After the workshop concluded, I noticed that a bunch of addresses
sending lots of queries were from the CS department Purdue.  We (ISI)
reached out to them asking for help in discovering what the problem was.
They discovered that one of the CS labs, which made use of VMs, had left
a bunch of VMs running that had DNS resolvers and authoritative servers
on them.  They were kind enough to send me a copy of the lab setup
instructions (which included bind running on Lubuntu), which allowed me
to reproduce the situation.

The key to the problem turns out that they were specifically using these
settings in the bind config file:

    //dnssec-validation auto;
    dnssec-enable no;

The first link clearly sets the validation state to the default
behavior (IE, it was explicitly commented out in the file, and not set
to a particular state).  I believe the default state is "auto", though I
don't know for which versions of bind this is true.

The second line, dnssec-enable, was deliberately set to "no".

With these two settings adjusted in my default bind.conf file from
Fedora (I didn't have Lubuntu to test against), and a bind "managed
keys" file that contained only the KSK2010 key and the dlv.isc.org key,
I started up bind (bind-9.11.5-4.P4 from Fedora) and tcpdump in
parallel.

The results were (frustratingly) intermittent.  Sometimes there was an
issue, and sometimes not.  In the end the managed-keys file was updated
to contain just the KSK2017 key.

When there was an issue, every query I sent from dig at localhost to the
resolver at localhost caused 6-7 outgoing queries for DNSKEY and the root
servers (I think it required requests for a new TLD each request).
After a number of queries, negative caching seemed to finally kick in as
the resolver would stop sending DNSKEY queries for a while.  Then, on
the order of minutes, later it would starting sending more DNSKEY
queries in bulk for every incoming request.  And as I said, sometimes
the resolver failed to even enter the "broken" state.

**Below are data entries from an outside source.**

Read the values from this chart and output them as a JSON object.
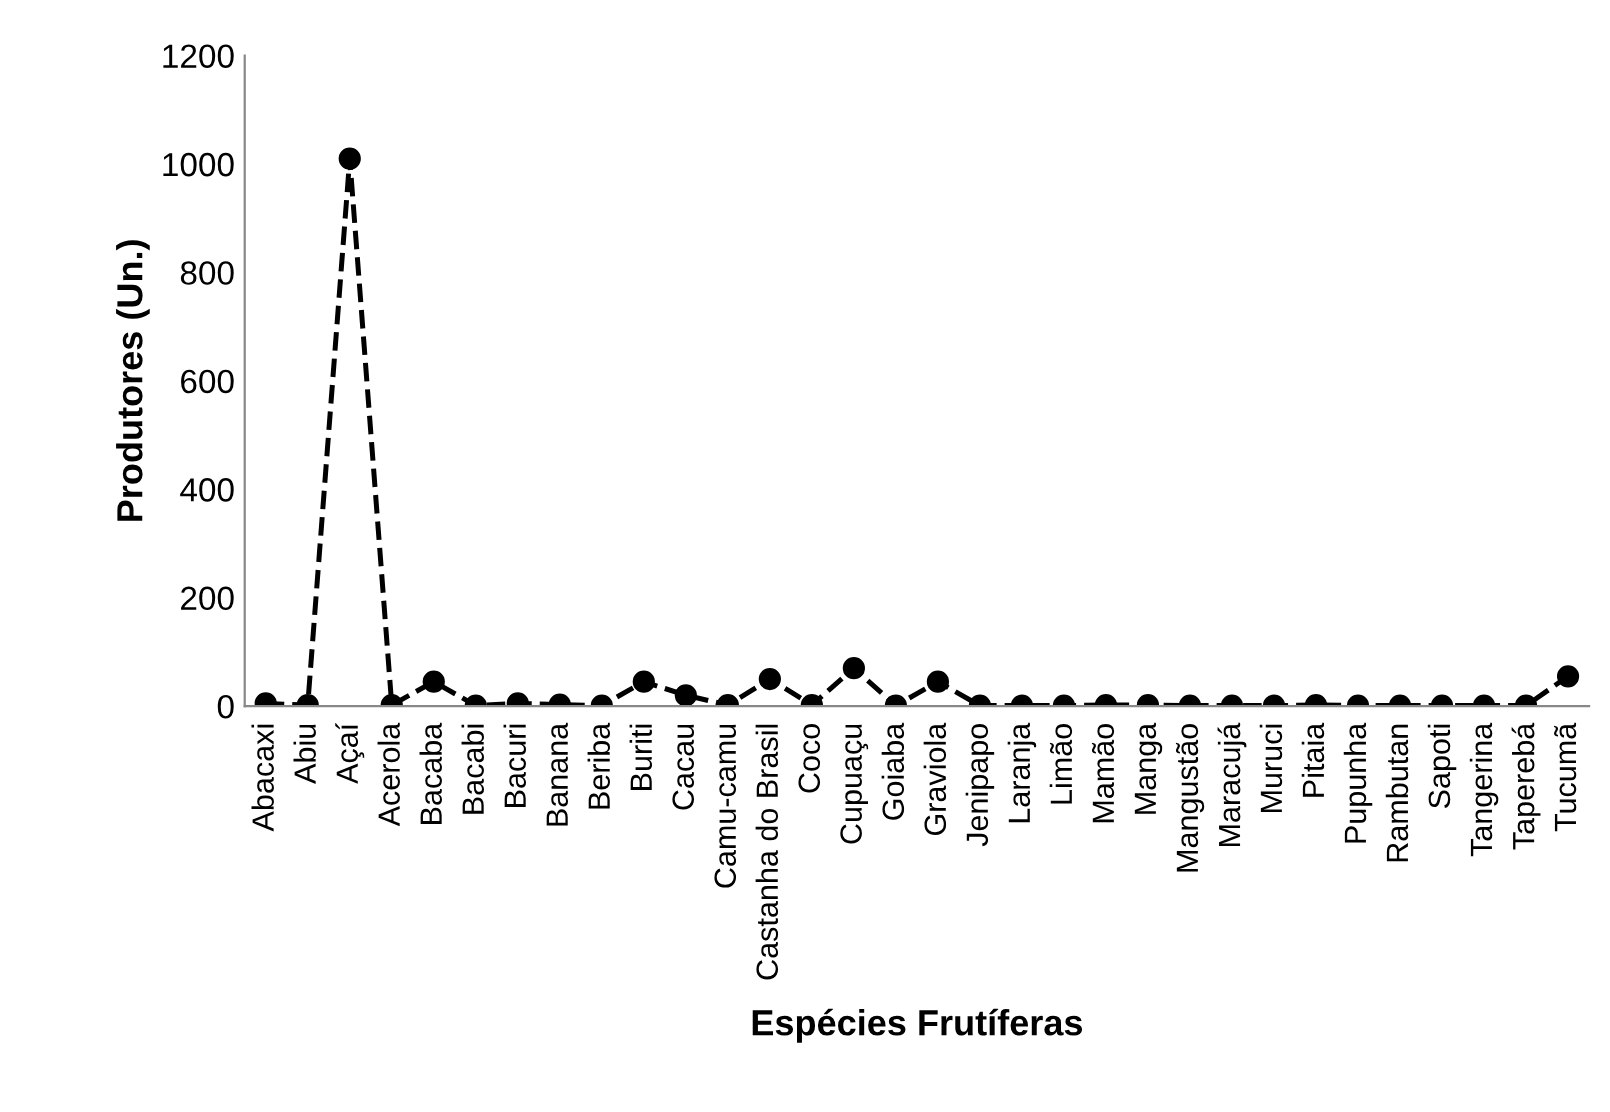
{
  "chart_data": {
    "type": "line",
    "xlabel": "Espécies Frutíferas",
    "ylabel": "Produtores (Un.)",
    "categories": [
      "Abacaxi",
      "Abiu",
      "Açaí",
      "Acerola",
      "Bacaba",
      "Bacabi",
      "Bacuri",
      "Banana",
      "Beriba",
      "Buriti",
      "Cacau",
      "Camu-camu",
      "Castanha do Brasil",
      "Coco",
      "Cupuaçu",
      "Goiaba",
      "Graviola",
      "Jenipapo",
      "Laranja",
      "Limão",
      "Mamão",
      "Manga",
      "Mangustão",
      "Maracujá",
      "Muruci",
      "Pitaia",
      "Pupunha",
      "Rambutan",
      "Sapoti",
      "Tangerina",
      "Taperebá",
      "Tucumã"
    ],
    "series": [
      {
        "color": "#000000",
        "values": [
          5,
          2,
          1010,
          2,
          45,
          1,
          5,
          3,
          1,
          45,
          20,
          2,
          50,
          2,
          70,
          1,
          45,
          1,
          1,
          1,
          2,
          2,
          1,
          1,
          1,
          2,
          1,
          1,
          1,
          1,
          1,
          55
        ]
      }
    ],
    "ylim": [
      0,
      1200
    ],
    "yticks": [
      0,
      200,
      400,
      600,
      800,
      1000,
      1200
    ],
    "grid": false,
    "legend": false,
    "marker": "circle",
    "line_style": "dashed"
  }
}
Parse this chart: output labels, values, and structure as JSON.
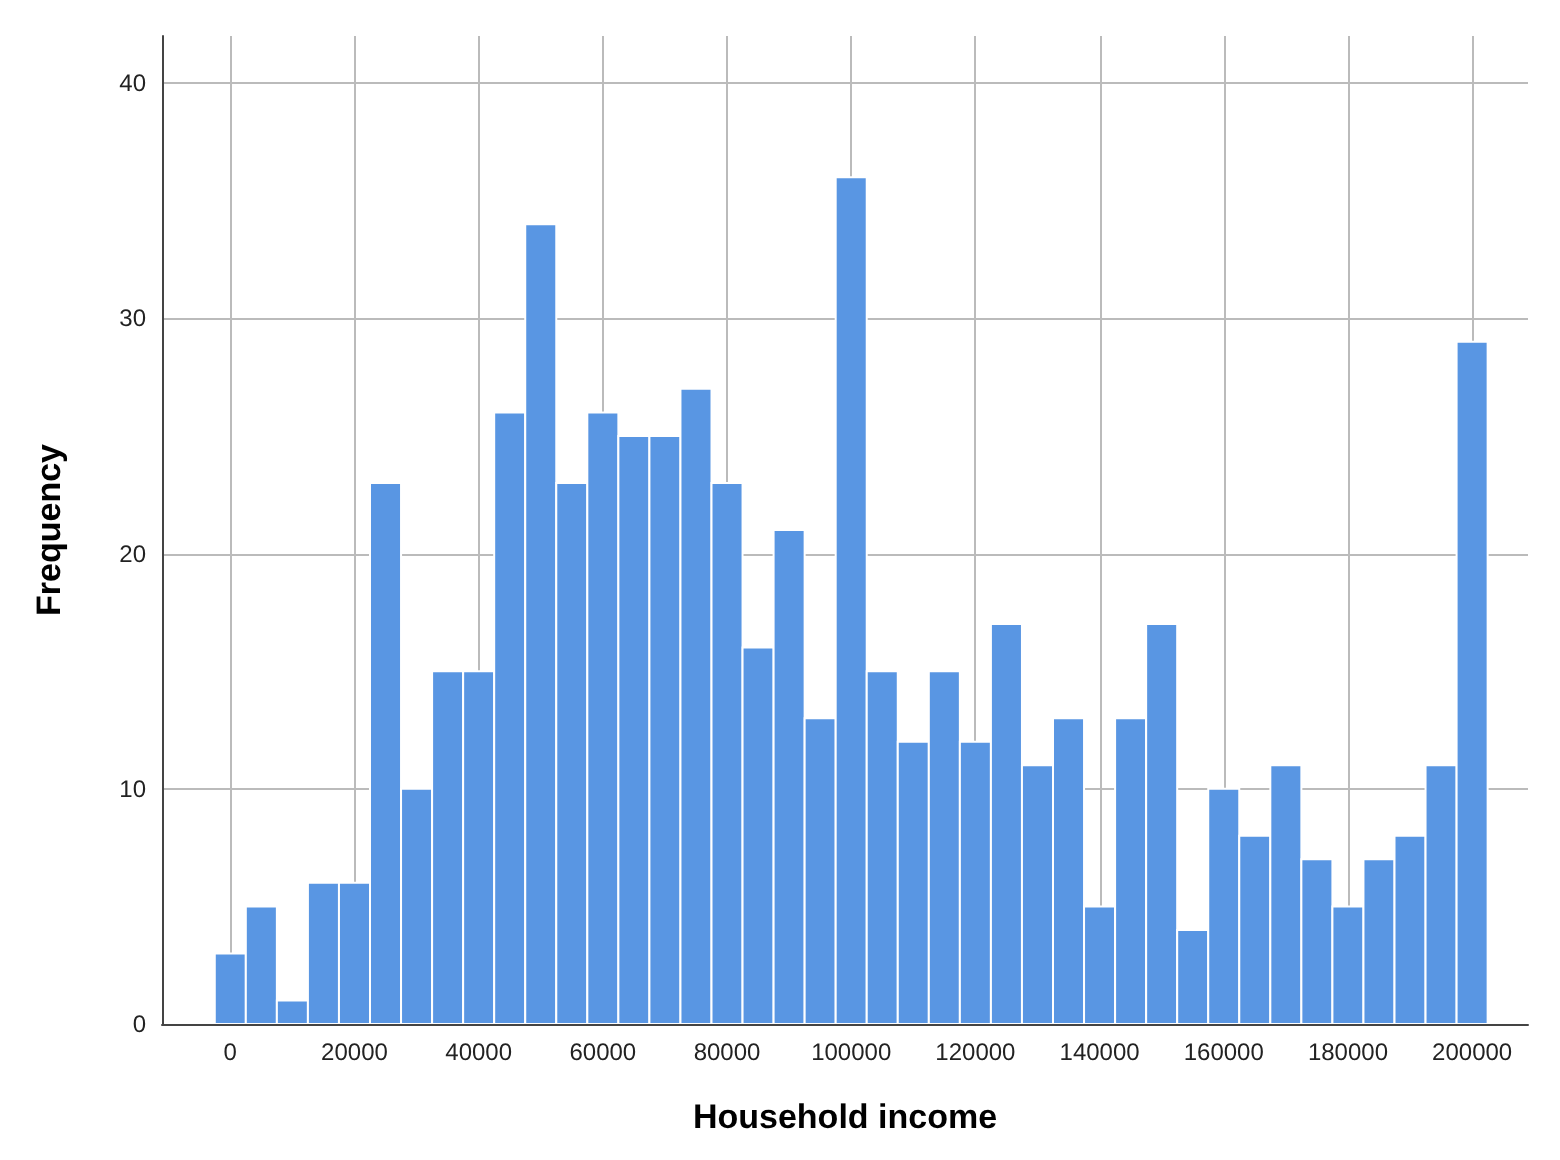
{
  "chart_data": {
    "type": "histogram",
    "xlabel": "Household income",
    "ylabel": "Frequency",
    "bins": [
      -2500,
      2500,
      7500,
      12500,
      17500,
      22500,
      27500,
      32500,
      37500,
      42500,
      47500,
      52500,
      57500,
      62500,
      67500,
      72500,
      77500,
      82500,
      87500,
      92500,
      97500,
      102500,
      107500,
      112500,
      117500,
      122500,
      127500,
      132500,
      137500,
      142500,
      147500,
      152500,
      157500,
      162500,
      167500,
      172500,
      177500,
      182500,
      187500,
      192500,
      197500,
      202500
    ],
    "values": [
      3,
      5,
      1,
      6,
      6,
      23,
      10,
      15,
      15,
      26,
      34,
      23,
      26,
      25,
      25,
      27,
      23,
      16,
      21,
      13,
      36,
      15,
      12,
      15,
      12,
      17,
      11,
      13,
      5,
      13,
      17,
      4,
      10,
      8,
      11,
      7,
      5,
      7,
      8,
      11,
      29
    ],
    "color": "#5996e3",
    "xlim": [
      -11000,
      209000
    ],
    "xticks": [
      0,
      20000,
      40000,
      60000,
      80000,
      100000,
      120000,
      140000,
      160000,
      180000,
      200000
    ],
    "ylim": [
      0,
      42
    ],
    "yticks": [
      0,
      10,
      20,
      30,
      40
    ],
    "grid": true
  }
}
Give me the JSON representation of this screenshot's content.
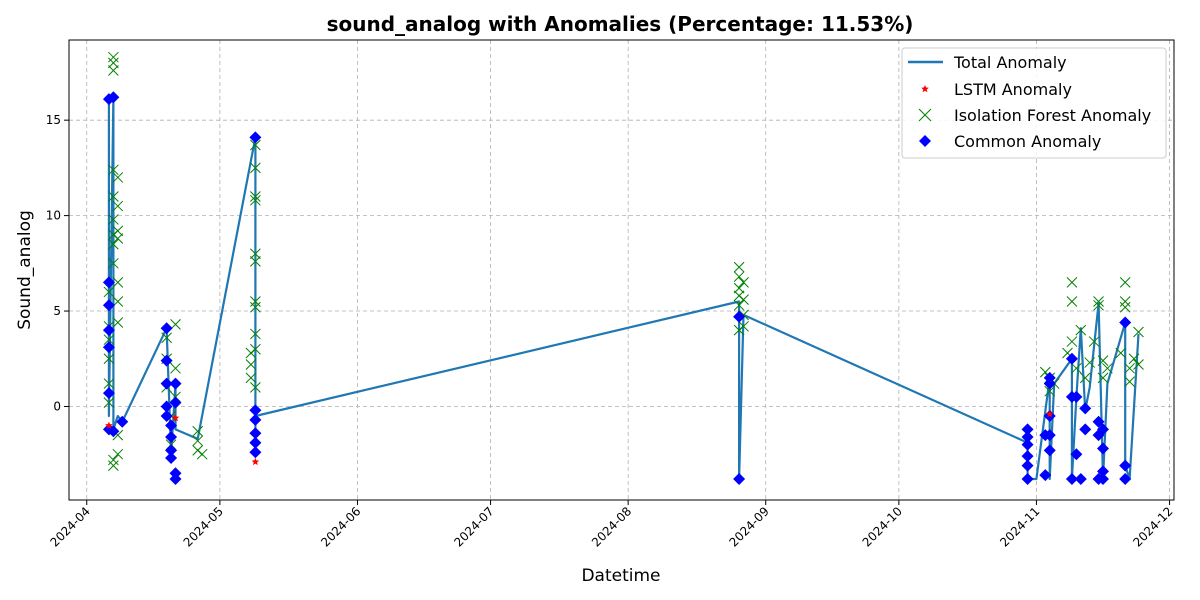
{
  "chart_data": {
    "type": "line",
    "title": "sound_analog with Anomalies (Percentage: 11.53%)",
    "xlabel": "Datetime",
    "ylabel": "Sound_analog",
    "x_range": [
      "2024-03-28",
      "2024-12-02"
    ],
    "ylim": [
      -4.9,
      19.2
    ],
    "x_ticks": [
      "2024-04",
      "2024-05",
      "2024-06",
      "2024-07",
      "2024-08",
      "2024-09",
      "2024-10",
      "2024-11",
      "2024-12"
    ],
    "x_tick_dates": [
      "2024-04-01",
      "2024-05-01",
      "2024-06-01",
      "2024-07-01",
      "2024-08-01",
      "2024-09-01",
      "2024-10-01",
      "2024-11-01",
      "2024-12-01"
    ],
    "y_ticks": [
      0,
      5,
      10,
      15
    ],
    "grid": true,
    "legend_position": "top-right",
    "colors": {
      "line": "#1f77b4",
      "lstm": "#ff0000",
      "isolation": "#008000",
      "common": "#0000ff"
    },
    "series": [
      {
        "name": "Total Anomaly",
        "marker": "line",
        "x": [
          "2024-04-06",
          "2024-04-06",
          "2024-04-07",
          "2024-04-07",
          "2024-04-08",
          "2024-04-09",
          "2024-04-19",
          "2024-04-20",
          "2024-04-21",
          "2024-04-21",
          "2024-04-26",
          "2024-05-09",
          "2024-05-09",
          "2024-05-09",
          "2024-08-26",
          "2024-08-26",
          "2024-08-27",
          "2024-10-30",
          "2024-10-30",
          "2024-11-01",
          "2024-11-04",
          "2024-11-04",
          "2024-11-05",
          "2024-11-09",
          "2024-11-09",
          "2024-11-10",
          "2024-11-11",
          "2024-11-12",
          "2024-11-13",
          "2024-11-15",
          "2024-11-16",
          "2024-11-17",
          "2024-11-21",
          "2024-11-21",
          "2024-11-22",
          "2024-11-24"
        ],
        "y": [
          16.1,
          -0.5,
          16.2,
          -1.2,
          -0.5,
          -0.8,
          4.1,
          -2.5,
          1.2,
          -1.2,
          -1.7,
          14.1,
          -2.3,
          -0.5,
          5.5,
          -3.8,
          4.8,
          -1.9,
          -3.8,
          -3.8,
          1.5,
          -3.8,
          1.2,
          2.5,
          -3.8,
          0.5,
          4.1,
          -0.2,
          1.0,
          5.4,
          -3.8,
          1.2,
          4.4,
          -3.1,
          -3.8,
          3.8
        ]
      },
      {
        "name": "LSTM Anomaly",
        "marker": "star",
        "x": [
          "2024-05-09",
          "2024-04-06",
          "2024-04-21",
          "2024-11-04"
        ],
        "y": [
          -2.9,
          -1.0,
          -0.6,
          -0.4
        ]
      },
      {
        "name": "Isolation Forest Anomaly",
        "marker": "x",
        "x": [
          "2024-04-07",
          "2024-04-07",
          "2024-04-07",
          "2024-04-07",
          "2024-04-07",
          "2024-04-07",
          "2024-04-07",
          "2024-04-07",
          "2024-04-07",
          "2024-04-08",
          "2024-04-08",
          "2024-04-08",
          "2024-04-08",
          "2024-04-08",
          "2024-04-08",
          "2024-04-08",
          "2024-04-06",
          "2024-04-06",
          "2024-04-06",
          "2024-04-06",
          "2024-04-06",
          "2024-04-06",
          "2024-04-08",
          "2024-04-08",
          "2024-04-07",
          "2024-04-07",
          "2024-04-19",
          "2024-04-19",
          "2024-04-19",
          "2024-04-20",
          "2024-04-20",
          "2024-04-21",
          "2024-04-21",
          "2024-04-21",
          "2024-04-26",
          "2024-04-26",
          "2024-04-26",
          "2024-04-27",
          "2024-05-08",
          "2024-05-08",
          "2024-05-09",
          "2024-05-09",
          "2024-05-09",
          "2024-05-09",
          "2024-05-09",
          "2024-05-09",
          "2024-05-09",
          "2024-05-09",
          "2024-05-09",
          "2024-05-09",
          "2024-05-08",
          "2024-05-09",
          "2024-08-26",
          "2024-08-26",
          "2024-08-26",
          "2024-08-26",
          "2024-08-26",
          "2024-08-26",
          "2024-08-27",
          "2024-08-27",
          "2024-08-27",
          "2024-08-27",
          "2024-11-03",
          "2024-11-04",
          "2024-11-04",
          "2024-11-05",
          "2024-11-08",
          "2024-11-09",
          "2024-11-09",
          "2024-11-09",
          "2024-11-10",
          "2024-11-11",
          "2024-11-12",
          "2024-11-13",
          "2024-11-14",
          "2024-11-15",
          "2024-11-15",
          "2024-11-16",
          "2024-11-16",
          "2024-11-17",
          "2024-11-20",
          "2024-11-21",
          "2024-11-21",
          "2024-11-21",
          "2024-11-22",
          "2024-11-22",
          "2024-11-23",
          "2024-11-24",
          "2024-11-24"
        ],
        "y": [
          18.3,
          18.0,
          17.6,
          12.4,
          11.0,
          9.8,
          9.0,
          8.5,
          7.5,
          12.0,
          10.5,
          9.2,
          8.8,
          6.5,
          5.5,
          4.4,
          6.0,
          4.2,
          3.5,
          2.5,
          1.2,
          0.2,
          -1.5,
          -2.5,
          -2.8,
          -3.1,
          3.6,
          2.5,
          1.0,
          -0.5,
          -2.0,
          4.3,
          2.0,
          0.5,
          -1.3,
          -1.8,
          -2.3,
          -2.5,
          2.8,
          1.5,
          13.7,
          12.5,
          11.0,
          10.8,
          8.0,
          7.6,
          5.5,
          5.2,
          3.8,
          3.0,
          2.2,
          1.0,
          7.3,
          6.8,
          6.2,
          5.8,
          5.3,
          4.0,
          6.5,
          5.6,
          4.8,
          4.2,
          1.8,
          1.5,
          0.8,
          1.2,
          2.8,
          6.5,
          5.5,
          3.4,
          2.0,
          4.0,
          1.5,
          2.3,
          3.4,
          5.5,
          5.3,
          2.4,
          1.5,
          2.0,
          2.8,
          6.5,
          5.5,
          5.2,
          2.0,
          1.3,
          2.5,
          3.9,
          2.2
        ]
      },
      {
        "name": "Common Anomaly",
        "marker": "diamond",
        "x": [
          "2024-04-06",
          "2024-04-06",
          "2024-04-06",
          "2024-04-06",
          "2024-04-06",
          "2024-04-06",
          "2024-04-06",
          "2024-04-07",
          "2024-04-07",
          "2024-04-09",
          "2024-04-19",
          "2024-04-19",
          "2024-04-19",
          "2024-04-19",
          "2024-04-19",
          "2024-04-20",
          "2024-04-20",
          "2024-04-20",
          "2024-04-20",
          "2024-04-21",
          "2024-04-21",
          "2024-04-21",
          "2024-04-21",
          "2024-05-09",
          "2024-05-09",
          "2024-05-09",
          "2024-05-09",
          "2024-05-09",
          "2024-05-09",
          "2024-08-26",
          "2024-08-26",
          "2024-10-30",
          "2024-10-30",
          "2024-10-30",
          "2024-10-30",
          "2024-10-30",
          "2024-10-30",
          "2024-11-03",
          "2024-11-03",
          "2024-11-04",
          "2024-11-04",
          "2024-11-04",
          "2024-11-04",
          "2024-11-04",
          "2024-11-09",
          "2024-11-09",
          "2024-11-09",
          "2024-11-10",
          "2024-11-10",
          "2024-11-11",
          "2024-11-12",
          "2024-11-12",
          "2024-11-15",
          "2024-11-15",
          "2024-11-15",
          "2024-11-16",
          "2024-11-16",
          "2024-11-16",
          "2024-11-16",
          "2024-11-21",
          "2024-11-21",
          "2024-11-21"
        ],
        "y": [
          16.1,
          6.5,
          5.3,
          4.0,
          3.1,
          0.7,
          -1.2,
          16.2,
          -1.3,
          -0.8,
          4.1,
          2.4,
          1.2,
          0.0,
          -0.5,
          -1.0,
          -1.6,
          -2.3,
          -2.7,
          -3.5,
          -3.8,
          1.2,
          0.2,
          14.1,
          -0.2,
          -0.7,
          -1.4,
          -1.9,
          -2.4,
          4.7,
          -3.8,
          -1.2,
          -1.6,
          -2.0,
          -2.6,
          -3.1,
          -3.8,
          -1.5,
          -3.6,
          1.5,
          1.2,
          -0.5,
          -1.5,
          -2.3,
          2.5,
          0.5,
          -3.8,
          0.5,
          -2.5,
          -3.8,
          -1.2,
          -0.1,
          -0.8,
          -1.5,
          -3.8,
          -1.2,
          -2.2,
          -3.4,
          -3.8,
          4.4,
          -3.1,
          -3.8
        ]
      }
    ]
  }
}
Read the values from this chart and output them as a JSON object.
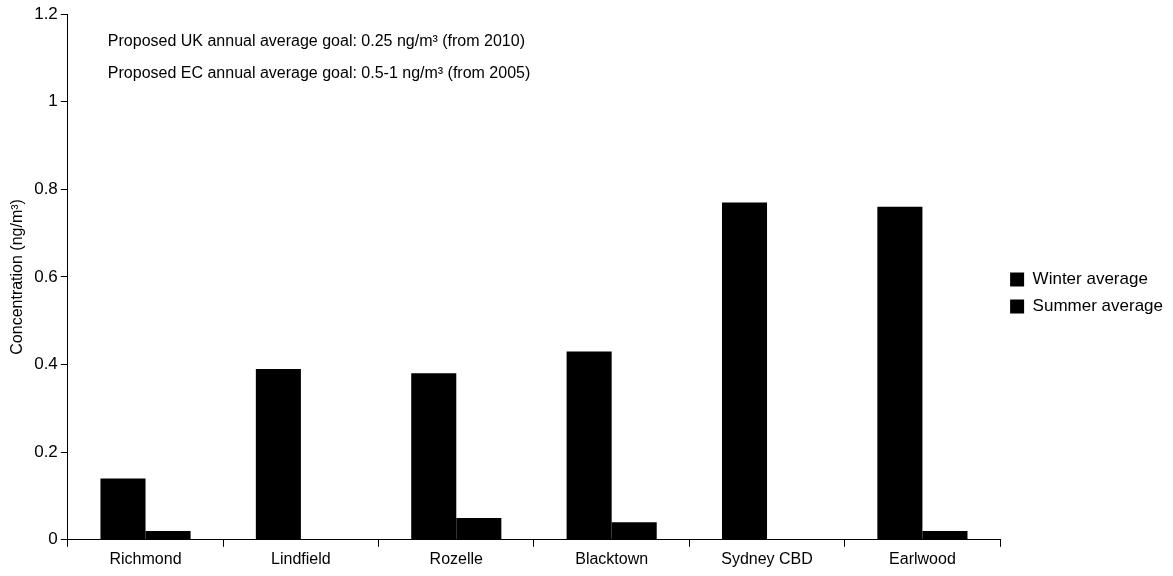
{
  "chart_data": {
    "type": "bar",
    "ylabel": "Concentration (ng/m³)",
    "categories": [
      "Richmond",
      "Lindfield",
      "Rozelle",
      "Blacktown",
      "Sydney CBD",
      "Earlwood"
    ],
    "series": [
      {
        "name": "Winter average",
        "color": "#000000",
        "values": [
          0.14,
          0.39,
          0.38,
          0.43,
          0.77,
          0.76
        ]
      },
      {
        "name": "Summer average",
        "color": "#000000",
        "values": [
          0.02,
          0,
          0.05,
          0.04,
          0,
          0.02
        ]
      }
    ],
    "ylim": [
      0,
      1.2
    ],
    "yticks": [
      0,
      0.2,
      0.4,
      0.6,
      0.8,
      1,
      1.2
    ],
    "grid": false,
    "legend": "right",
    "annotations": [
      "Proposed UK annual average goal: 0.25 ng/m³ (from 2010)",
      "Proposed EC annual average goal: 0.5-1 ng/m³ (from 2005)"
    ]
  }
}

Evan, at the IETF, reported in a few meetings and conversations that
they had discovered a bug in bind previously that would exhibit this
roll-over-and-die type behavior but that it was only present in
out-of-date versions of bind (9.10 and below I believe he stated).  I
appreciate the bind team looking into the problem.  I can't,
unfortunately, reconcile why my bind 9.11 on Fedora seemed to have the
same issue however.  My colleague Robert Story reproduced the issue as
well and had tried Fedora 27-29, though I don't remember which versions
had the issue.

[1]: https://icann.zoom.us/recording/play/OYJ4R7IQCxnF5Rw6Kk_nnJQqrp4037W7eS9eeJegKbC-CoPrxa9Z2YpD-594FNJR?startTime=1552439865000

-- 
Wes Hardaker
USC/ISI